Lorsque Lee habitait à Brooklyn, la réussite scolaire était perçue positivement. La chose aurait changé avec l'épidémie de crack, soutient le réalisateur de 51 ans. Il blâme aussi une certaine mouvance hip-hop. Cela constitue à ses yeux une trahison «criminelle» des générations précédentes.

«Durant l'esclavage, si on te surprenait à lire ou à enseigner, on te fouettait, castrait ou pendait. Les mauvais jours, on faisait les trois en même temps. Malgré tout, des esclaves risquaient leur vie.

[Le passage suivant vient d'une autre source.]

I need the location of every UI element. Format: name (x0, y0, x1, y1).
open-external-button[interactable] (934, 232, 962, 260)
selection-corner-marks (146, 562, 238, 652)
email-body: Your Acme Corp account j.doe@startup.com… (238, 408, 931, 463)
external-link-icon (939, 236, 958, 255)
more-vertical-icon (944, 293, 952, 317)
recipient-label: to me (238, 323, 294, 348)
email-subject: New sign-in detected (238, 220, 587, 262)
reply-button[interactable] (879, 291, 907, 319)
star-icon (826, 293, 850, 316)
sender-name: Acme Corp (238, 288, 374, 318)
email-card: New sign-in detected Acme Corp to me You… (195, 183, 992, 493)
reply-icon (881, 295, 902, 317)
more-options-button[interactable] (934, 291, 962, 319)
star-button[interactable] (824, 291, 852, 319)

«L'éducation était la clé de leur libération, ils le savaient. Alors pourquoi l'abandonne-t-on aujourd'hui?»

L'éducation importe beaucoup dans la démarche de Spike Lee. En 1977, il découvrait sa vocation en filmant la «richesse de l'expérience afro-américaine», celle qu'il voyait de sa fenêtre à Brooklyn, mais pas à la télé ou au cinéma.

Le travail n'est pas terminé, estime celui qui enseigne aujourd'hui à la New York University.

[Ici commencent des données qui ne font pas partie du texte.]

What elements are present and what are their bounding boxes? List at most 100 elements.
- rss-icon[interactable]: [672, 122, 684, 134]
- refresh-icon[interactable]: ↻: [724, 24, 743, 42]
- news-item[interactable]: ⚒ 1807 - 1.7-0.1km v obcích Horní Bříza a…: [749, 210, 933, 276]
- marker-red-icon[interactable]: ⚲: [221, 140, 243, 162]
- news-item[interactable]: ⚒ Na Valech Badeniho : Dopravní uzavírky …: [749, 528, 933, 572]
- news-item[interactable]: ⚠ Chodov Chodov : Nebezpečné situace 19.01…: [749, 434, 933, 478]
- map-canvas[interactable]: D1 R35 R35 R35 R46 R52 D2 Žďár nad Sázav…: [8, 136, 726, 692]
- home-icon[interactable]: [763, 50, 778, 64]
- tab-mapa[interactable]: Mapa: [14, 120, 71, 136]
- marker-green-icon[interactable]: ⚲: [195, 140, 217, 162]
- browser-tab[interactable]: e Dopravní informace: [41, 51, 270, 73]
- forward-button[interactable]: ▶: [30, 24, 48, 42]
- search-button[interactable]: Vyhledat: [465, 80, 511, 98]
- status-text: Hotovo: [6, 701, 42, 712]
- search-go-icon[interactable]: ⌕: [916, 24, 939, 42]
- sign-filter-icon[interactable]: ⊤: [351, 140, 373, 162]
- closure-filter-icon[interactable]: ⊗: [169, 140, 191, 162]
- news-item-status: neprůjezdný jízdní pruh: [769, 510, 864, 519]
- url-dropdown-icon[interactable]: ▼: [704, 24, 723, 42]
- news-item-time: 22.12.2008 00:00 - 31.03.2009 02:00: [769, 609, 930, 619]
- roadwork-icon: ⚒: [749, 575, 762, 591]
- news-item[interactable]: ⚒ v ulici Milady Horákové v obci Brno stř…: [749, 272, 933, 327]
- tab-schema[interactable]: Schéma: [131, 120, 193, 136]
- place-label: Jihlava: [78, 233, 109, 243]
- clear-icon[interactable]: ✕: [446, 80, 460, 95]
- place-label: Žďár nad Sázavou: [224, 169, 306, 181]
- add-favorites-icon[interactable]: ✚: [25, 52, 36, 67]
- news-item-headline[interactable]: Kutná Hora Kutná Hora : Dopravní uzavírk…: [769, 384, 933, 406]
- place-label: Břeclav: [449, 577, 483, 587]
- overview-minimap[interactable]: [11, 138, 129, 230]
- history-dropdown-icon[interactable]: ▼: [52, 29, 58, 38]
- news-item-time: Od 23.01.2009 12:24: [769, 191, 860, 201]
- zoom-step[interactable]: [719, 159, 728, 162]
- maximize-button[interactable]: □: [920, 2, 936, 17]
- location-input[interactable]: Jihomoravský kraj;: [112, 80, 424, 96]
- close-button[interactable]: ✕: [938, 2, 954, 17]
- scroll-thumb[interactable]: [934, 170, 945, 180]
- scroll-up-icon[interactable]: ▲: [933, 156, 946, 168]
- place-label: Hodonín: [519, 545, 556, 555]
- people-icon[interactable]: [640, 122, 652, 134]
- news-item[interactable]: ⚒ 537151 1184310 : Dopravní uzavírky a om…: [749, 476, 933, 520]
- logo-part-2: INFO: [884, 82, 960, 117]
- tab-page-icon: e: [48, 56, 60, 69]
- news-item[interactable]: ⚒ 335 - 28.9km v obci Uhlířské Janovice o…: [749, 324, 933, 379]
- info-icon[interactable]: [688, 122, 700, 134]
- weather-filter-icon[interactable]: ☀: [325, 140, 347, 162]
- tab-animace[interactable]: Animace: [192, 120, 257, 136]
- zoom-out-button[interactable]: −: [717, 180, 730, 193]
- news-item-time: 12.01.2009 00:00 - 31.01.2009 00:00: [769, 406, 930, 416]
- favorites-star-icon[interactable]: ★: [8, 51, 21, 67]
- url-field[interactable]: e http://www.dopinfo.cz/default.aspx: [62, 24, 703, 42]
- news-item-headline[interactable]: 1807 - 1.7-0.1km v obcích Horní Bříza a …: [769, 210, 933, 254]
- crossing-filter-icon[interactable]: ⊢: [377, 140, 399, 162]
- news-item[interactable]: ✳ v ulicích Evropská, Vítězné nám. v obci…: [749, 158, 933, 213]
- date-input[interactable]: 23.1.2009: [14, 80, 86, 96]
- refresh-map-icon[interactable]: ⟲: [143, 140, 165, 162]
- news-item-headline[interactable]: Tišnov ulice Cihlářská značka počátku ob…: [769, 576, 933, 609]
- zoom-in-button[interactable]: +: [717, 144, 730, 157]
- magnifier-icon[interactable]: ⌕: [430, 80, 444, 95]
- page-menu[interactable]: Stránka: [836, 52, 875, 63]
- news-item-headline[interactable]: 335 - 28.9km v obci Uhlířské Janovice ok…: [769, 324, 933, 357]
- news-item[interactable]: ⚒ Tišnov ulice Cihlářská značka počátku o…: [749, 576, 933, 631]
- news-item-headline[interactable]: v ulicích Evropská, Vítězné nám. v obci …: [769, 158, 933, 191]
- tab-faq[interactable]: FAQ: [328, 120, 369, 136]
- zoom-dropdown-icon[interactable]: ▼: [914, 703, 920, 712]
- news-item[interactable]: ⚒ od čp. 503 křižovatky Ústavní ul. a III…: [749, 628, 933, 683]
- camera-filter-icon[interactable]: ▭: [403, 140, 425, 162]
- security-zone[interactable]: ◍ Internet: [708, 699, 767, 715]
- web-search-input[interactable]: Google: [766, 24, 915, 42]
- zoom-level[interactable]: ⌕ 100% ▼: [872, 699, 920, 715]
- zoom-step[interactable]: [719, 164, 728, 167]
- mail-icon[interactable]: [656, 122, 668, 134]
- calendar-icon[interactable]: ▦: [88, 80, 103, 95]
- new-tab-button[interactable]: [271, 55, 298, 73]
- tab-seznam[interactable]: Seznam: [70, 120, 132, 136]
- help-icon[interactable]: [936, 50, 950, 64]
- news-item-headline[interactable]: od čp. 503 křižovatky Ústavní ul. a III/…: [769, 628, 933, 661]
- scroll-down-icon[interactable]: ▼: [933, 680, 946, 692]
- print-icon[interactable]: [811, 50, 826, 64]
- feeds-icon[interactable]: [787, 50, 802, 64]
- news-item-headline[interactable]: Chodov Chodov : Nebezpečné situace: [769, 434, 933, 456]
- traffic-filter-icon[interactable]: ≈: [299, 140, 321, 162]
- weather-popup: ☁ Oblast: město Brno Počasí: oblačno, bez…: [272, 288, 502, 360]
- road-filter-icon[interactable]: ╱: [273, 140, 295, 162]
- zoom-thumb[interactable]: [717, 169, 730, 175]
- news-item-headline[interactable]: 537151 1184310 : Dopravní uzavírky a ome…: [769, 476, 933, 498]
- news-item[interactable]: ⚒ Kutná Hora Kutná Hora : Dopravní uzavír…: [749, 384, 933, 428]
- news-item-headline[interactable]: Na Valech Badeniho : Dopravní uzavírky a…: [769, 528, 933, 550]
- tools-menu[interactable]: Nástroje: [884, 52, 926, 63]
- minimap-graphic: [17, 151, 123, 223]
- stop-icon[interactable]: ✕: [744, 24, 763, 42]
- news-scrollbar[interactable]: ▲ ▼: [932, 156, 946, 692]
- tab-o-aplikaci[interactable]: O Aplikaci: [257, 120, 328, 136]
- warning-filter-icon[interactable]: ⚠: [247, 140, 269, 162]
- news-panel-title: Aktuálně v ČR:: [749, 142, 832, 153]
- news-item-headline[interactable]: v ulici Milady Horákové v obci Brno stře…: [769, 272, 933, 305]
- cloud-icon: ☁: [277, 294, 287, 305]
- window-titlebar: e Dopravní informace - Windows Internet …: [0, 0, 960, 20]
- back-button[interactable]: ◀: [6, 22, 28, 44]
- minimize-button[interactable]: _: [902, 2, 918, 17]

«À part quelques exceptions comme Denzel (Washington) et Will (Smith), les acteurs noirs sont confinés à des rôles stéréotypés - des comiques ou des voyous. C'est encore pire pour les filles. Faut que ça change.»

D'autres films

Le plus récent film de Spike Lee, Miracle at St. Anna, qui vient de sortir en format DVD, traite de la contribution des Noirs pendant la Deuxième Guerre mondiale. Mais le réalisateur se défend bien d'avoir voulu faire une oeuvre historique.

Le film raconte les mésaventures de quatre soldats d'une division d'infanterie de l'armée entièrement composée d'Afro-Américains, les «Buffalo Soldiers», qui avaient été coincés derrière les lignes allemandes en Italie en 1944 après avoir sauvé la vie d'un garçon terrorisé.

Au-delà de l'anecdote historique, le film se penche sur la vie de ces soldats noirs enrôlés dans une armée qui pratiquait encore la ségrégation - il faudra attendre la guerre de Corée, plus de cinq ans plus tard, pour voir des unités «intégrées».

On avait certes déjà vu des soldats afro-américains dans le film Glory, qui se déroulait pendant la guerrede Sécession, mais bien peu dans des films qui se passent durant la Deuxième Guerre.

Miracle at St. Anna n'a pas eu un grand succès au box-office, et même le réalisateur admet que les spectateurs le découvriront davantage en DVD. Certains critiques ont aimé le film, d'autres beaucoup moins. Mais Spike Lee se fend d'un grand sourire lorsqu'il raconte que le film a été très bien accueilli par des vétérans de la 92e division et d'autres soldats afro-américains, anciens ou actuels.

Le réalisateur souhaite revisiter cette période de l'Histoire dans un film tiré du roman Now the Hell Will Start, qui raconte l'histoire d'un soldat noir qui tue son lieutenant avant de s'enfuir dans la jungle birmane. «Nous allons commencer le travail de scénarisation, en espérant obtenir du financement.»